Given a vector v, and an orthonormal basis $\beta$ = {q$_1$,q$_2$,...q$_n$) we know we can decompose v into a linear combination of $\beta$ using the following:
v = $\langle\ q_1,v \rangle$q$_1$ + $\langle\ q_2,v \rangle$$q_2$ + ...
Though my textbook states that the following sums are equal:
$$v = \sum_{i=1}^n (q_i^*v)q_i = \sum_{i=1}^n(q_iq_i^*)v $$
My first question: Is the equality of the above simply a result of associativity of matrix multiplication? Then also just simply moving the q$_i$ to the left side of the scaler product as opposed to the right side in the first sum.
My second question is more so asking to make sure my interpretation is correct:
For constructing an orthogonal projection matrix ,the author shows that the SVD of an orthogonal projector is of the form
P = Q$\Sigma$Q$^*$.
So looking at the reduced SVD we have P= QQ$^*$, where Q is reduced to the columns we want to project onto.

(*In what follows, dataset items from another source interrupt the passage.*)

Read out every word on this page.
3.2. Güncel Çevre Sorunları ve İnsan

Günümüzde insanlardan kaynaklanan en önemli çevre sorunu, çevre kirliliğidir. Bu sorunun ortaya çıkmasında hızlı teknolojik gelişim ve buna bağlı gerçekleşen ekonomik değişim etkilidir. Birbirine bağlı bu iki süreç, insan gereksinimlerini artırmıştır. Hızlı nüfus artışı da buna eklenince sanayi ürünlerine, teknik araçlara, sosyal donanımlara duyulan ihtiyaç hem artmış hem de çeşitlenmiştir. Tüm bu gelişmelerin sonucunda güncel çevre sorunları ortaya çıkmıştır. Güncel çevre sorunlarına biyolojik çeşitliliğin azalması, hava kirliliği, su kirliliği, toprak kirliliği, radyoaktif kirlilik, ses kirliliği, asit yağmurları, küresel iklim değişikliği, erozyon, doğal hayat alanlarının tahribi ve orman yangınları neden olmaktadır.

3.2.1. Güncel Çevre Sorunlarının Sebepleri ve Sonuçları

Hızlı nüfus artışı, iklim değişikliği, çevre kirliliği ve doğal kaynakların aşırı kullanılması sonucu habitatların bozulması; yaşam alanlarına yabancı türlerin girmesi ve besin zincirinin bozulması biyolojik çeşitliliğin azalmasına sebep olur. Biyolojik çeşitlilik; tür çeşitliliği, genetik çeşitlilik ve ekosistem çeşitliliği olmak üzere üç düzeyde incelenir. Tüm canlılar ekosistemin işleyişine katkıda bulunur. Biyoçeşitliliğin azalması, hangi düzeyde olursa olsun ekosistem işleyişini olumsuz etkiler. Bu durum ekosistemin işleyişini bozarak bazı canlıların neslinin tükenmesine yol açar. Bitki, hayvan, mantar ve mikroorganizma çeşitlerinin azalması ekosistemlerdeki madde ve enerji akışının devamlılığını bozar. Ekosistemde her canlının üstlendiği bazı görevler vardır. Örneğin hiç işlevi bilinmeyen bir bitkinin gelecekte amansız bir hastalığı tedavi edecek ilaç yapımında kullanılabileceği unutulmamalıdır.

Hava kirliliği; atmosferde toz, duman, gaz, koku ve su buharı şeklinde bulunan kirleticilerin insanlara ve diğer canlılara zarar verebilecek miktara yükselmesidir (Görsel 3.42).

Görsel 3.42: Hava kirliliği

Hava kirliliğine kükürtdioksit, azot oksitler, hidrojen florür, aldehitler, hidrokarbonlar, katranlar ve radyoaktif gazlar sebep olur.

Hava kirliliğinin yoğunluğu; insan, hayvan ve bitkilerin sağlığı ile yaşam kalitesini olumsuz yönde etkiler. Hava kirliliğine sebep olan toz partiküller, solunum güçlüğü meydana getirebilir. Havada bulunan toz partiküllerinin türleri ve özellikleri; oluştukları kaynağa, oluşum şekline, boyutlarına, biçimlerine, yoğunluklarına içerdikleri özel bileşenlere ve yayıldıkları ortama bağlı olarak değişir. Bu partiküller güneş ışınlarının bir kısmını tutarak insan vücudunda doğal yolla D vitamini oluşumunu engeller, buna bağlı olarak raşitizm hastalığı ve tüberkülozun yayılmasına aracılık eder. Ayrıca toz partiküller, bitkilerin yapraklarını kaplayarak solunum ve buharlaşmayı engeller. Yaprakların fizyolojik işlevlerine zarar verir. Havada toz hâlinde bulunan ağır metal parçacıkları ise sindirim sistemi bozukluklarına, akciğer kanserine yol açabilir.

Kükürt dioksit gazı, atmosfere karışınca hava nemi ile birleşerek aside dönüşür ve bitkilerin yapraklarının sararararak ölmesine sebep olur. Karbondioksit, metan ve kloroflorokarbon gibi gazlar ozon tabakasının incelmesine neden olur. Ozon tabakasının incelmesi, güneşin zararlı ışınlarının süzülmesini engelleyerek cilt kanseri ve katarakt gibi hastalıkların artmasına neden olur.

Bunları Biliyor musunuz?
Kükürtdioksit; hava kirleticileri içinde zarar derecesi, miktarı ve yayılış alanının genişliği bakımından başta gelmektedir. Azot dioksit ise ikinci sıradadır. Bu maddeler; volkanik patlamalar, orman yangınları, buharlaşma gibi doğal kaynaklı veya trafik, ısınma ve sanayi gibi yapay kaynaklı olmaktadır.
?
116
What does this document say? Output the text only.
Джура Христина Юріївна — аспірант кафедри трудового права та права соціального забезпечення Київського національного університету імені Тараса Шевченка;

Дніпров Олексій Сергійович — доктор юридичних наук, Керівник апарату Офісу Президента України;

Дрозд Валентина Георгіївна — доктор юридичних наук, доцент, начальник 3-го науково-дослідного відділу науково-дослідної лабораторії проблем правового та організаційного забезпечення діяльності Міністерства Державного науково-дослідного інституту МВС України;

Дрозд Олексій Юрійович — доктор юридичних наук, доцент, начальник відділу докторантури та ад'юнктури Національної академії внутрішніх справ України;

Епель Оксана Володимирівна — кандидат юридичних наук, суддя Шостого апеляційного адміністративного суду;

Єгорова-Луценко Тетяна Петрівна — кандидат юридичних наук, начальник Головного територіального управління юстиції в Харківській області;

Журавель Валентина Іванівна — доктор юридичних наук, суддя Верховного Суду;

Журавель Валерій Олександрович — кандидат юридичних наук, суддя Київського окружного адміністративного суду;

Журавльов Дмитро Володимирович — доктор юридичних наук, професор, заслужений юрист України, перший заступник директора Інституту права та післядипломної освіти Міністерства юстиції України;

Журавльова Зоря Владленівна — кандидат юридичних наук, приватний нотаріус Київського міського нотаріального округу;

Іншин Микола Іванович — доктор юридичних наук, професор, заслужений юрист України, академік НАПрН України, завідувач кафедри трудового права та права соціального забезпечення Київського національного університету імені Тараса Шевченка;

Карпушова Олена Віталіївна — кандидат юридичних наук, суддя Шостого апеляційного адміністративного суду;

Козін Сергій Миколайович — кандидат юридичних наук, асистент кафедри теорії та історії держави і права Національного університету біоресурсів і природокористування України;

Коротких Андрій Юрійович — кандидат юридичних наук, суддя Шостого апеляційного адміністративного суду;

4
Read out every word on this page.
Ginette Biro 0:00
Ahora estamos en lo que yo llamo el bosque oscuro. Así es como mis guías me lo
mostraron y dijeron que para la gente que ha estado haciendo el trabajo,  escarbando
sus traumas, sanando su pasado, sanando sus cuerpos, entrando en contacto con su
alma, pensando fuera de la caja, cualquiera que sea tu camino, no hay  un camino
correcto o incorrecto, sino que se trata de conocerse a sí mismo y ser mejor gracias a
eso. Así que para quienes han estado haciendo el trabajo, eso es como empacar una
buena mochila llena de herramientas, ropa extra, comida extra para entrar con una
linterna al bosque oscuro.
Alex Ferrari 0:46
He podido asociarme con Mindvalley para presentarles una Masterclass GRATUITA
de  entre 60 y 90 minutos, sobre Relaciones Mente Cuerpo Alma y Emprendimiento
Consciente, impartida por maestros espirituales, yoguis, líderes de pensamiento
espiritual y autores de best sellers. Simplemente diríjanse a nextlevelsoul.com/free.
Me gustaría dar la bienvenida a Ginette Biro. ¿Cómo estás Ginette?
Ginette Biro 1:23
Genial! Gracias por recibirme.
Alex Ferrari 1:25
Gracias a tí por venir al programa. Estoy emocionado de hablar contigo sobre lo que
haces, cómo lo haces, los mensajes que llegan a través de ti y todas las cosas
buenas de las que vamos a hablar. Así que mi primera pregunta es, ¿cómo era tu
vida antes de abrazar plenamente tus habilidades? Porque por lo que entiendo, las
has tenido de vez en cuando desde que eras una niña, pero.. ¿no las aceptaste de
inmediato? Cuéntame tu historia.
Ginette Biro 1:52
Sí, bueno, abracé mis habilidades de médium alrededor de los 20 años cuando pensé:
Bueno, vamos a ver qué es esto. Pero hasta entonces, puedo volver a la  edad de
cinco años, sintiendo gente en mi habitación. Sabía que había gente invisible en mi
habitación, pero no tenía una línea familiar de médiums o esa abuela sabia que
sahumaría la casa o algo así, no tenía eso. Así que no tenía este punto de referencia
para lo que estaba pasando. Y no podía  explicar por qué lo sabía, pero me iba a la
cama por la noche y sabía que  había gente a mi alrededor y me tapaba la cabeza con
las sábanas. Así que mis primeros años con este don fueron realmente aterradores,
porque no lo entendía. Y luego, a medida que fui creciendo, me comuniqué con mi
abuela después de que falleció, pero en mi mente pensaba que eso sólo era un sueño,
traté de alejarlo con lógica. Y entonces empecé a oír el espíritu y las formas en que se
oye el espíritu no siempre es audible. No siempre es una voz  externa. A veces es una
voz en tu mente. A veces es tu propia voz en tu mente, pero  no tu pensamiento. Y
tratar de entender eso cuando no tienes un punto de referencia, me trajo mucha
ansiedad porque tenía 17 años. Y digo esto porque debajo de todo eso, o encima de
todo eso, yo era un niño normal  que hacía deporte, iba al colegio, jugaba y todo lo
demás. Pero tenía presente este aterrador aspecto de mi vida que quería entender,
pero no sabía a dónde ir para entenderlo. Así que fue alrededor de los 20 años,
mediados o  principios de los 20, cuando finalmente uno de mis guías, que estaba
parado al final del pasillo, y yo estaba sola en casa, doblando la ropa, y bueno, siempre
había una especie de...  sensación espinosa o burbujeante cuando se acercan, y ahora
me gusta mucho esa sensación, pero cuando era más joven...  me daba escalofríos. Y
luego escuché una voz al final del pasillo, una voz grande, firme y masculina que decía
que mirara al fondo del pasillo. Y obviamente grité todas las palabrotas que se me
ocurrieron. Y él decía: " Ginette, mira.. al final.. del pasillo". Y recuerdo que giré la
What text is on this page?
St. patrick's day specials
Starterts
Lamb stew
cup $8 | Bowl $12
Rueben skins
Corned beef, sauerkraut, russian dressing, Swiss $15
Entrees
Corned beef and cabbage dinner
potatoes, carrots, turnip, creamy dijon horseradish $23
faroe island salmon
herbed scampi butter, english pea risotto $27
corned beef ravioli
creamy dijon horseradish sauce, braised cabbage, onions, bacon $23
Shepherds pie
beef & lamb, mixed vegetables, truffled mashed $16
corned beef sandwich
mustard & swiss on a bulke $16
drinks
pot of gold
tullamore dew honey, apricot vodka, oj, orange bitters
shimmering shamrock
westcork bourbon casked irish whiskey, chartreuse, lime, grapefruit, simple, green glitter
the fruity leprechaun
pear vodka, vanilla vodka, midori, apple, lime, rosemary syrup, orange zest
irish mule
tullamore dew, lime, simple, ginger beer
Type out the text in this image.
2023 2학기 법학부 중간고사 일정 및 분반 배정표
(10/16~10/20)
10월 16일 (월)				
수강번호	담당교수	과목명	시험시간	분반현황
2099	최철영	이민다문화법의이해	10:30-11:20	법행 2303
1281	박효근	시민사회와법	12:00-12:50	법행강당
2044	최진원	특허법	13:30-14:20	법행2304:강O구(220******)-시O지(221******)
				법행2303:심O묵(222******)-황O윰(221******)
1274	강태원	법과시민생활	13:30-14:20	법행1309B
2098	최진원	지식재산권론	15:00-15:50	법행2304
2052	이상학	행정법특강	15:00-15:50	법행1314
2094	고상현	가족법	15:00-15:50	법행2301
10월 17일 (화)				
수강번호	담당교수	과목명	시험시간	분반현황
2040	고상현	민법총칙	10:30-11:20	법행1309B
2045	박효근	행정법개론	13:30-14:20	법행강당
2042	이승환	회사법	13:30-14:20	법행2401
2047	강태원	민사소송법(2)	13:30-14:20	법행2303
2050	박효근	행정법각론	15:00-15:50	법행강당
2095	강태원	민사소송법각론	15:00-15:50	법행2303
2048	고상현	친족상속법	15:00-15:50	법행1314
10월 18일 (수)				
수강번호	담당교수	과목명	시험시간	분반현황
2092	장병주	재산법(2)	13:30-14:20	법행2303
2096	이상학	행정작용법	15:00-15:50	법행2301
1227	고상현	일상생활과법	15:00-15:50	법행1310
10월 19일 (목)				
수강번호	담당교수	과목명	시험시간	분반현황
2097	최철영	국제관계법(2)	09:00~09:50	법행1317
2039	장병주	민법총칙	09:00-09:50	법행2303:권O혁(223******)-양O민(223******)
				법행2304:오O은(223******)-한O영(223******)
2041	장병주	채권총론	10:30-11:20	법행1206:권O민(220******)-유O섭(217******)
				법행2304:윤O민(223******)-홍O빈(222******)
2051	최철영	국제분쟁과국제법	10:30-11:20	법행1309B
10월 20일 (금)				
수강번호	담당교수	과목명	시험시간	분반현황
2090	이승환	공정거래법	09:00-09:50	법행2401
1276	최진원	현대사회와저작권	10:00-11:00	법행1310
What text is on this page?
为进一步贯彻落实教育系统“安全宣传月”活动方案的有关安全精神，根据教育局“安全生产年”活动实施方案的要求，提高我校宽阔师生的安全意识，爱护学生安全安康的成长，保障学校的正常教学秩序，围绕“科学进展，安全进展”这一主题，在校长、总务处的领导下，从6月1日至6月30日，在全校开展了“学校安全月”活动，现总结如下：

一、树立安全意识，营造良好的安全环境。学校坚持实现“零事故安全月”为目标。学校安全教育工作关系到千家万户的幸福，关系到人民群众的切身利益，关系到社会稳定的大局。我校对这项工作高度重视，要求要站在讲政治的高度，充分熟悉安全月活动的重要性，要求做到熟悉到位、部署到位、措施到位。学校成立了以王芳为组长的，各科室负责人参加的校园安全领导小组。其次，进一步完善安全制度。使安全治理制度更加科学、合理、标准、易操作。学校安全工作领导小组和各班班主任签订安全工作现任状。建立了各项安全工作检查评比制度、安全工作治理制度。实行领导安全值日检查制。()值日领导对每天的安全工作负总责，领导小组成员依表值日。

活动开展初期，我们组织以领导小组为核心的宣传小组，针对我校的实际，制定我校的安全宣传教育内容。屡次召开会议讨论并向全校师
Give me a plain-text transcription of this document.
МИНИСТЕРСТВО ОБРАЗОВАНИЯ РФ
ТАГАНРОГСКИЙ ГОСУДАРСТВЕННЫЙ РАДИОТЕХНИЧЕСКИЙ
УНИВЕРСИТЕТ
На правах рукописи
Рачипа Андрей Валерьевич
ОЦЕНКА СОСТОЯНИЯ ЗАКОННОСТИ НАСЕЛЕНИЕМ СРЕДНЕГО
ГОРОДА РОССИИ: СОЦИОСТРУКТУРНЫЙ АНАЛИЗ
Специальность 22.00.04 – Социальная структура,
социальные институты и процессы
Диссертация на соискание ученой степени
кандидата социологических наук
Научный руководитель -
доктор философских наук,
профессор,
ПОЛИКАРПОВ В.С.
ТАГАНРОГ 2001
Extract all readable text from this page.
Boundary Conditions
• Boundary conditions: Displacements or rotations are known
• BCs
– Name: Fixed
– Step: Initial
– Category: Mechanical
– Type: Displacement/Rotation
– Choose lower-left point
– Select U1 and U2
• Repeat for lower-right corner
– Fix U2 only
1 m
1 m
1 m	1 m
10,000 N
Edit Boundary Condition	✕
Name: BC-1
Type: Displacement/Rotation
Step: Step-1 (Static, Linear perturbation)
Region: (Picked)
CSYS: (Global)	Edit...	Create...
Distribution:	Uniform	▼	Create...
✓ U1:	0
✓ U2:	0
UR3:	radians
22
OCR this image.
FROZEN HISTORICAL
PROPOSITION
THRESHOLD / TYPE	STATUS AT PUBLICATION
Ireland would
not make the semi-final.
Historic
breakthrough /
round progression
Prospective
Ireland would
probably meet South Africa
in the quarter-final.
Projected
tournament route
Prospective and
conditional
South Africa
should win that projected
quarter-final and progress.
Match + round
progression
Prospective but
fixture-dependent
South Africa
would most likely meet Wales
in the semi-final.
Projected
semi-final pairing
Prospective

Then he claims that QQ$^*$v = $\sum_{i=1}^n(q_iq_i^*)v $
So both of the left and right hand side of the above will be a vector that is supposed to be the projection of v onto the columns of Q that we chose in our reduced version of Q.
If our reduced Q matrix has $n-2$ columns then our projection matrix P = QQ$^*$ will produce a vector Pv that is a projection of v into the subspace spanned by the $n-2$ orthonormal columns we have chosen.
If we choose Q to have full rank (n orthonormal columns) then QQ$^*$ will be the Identity matrix and Pv will simply equal v.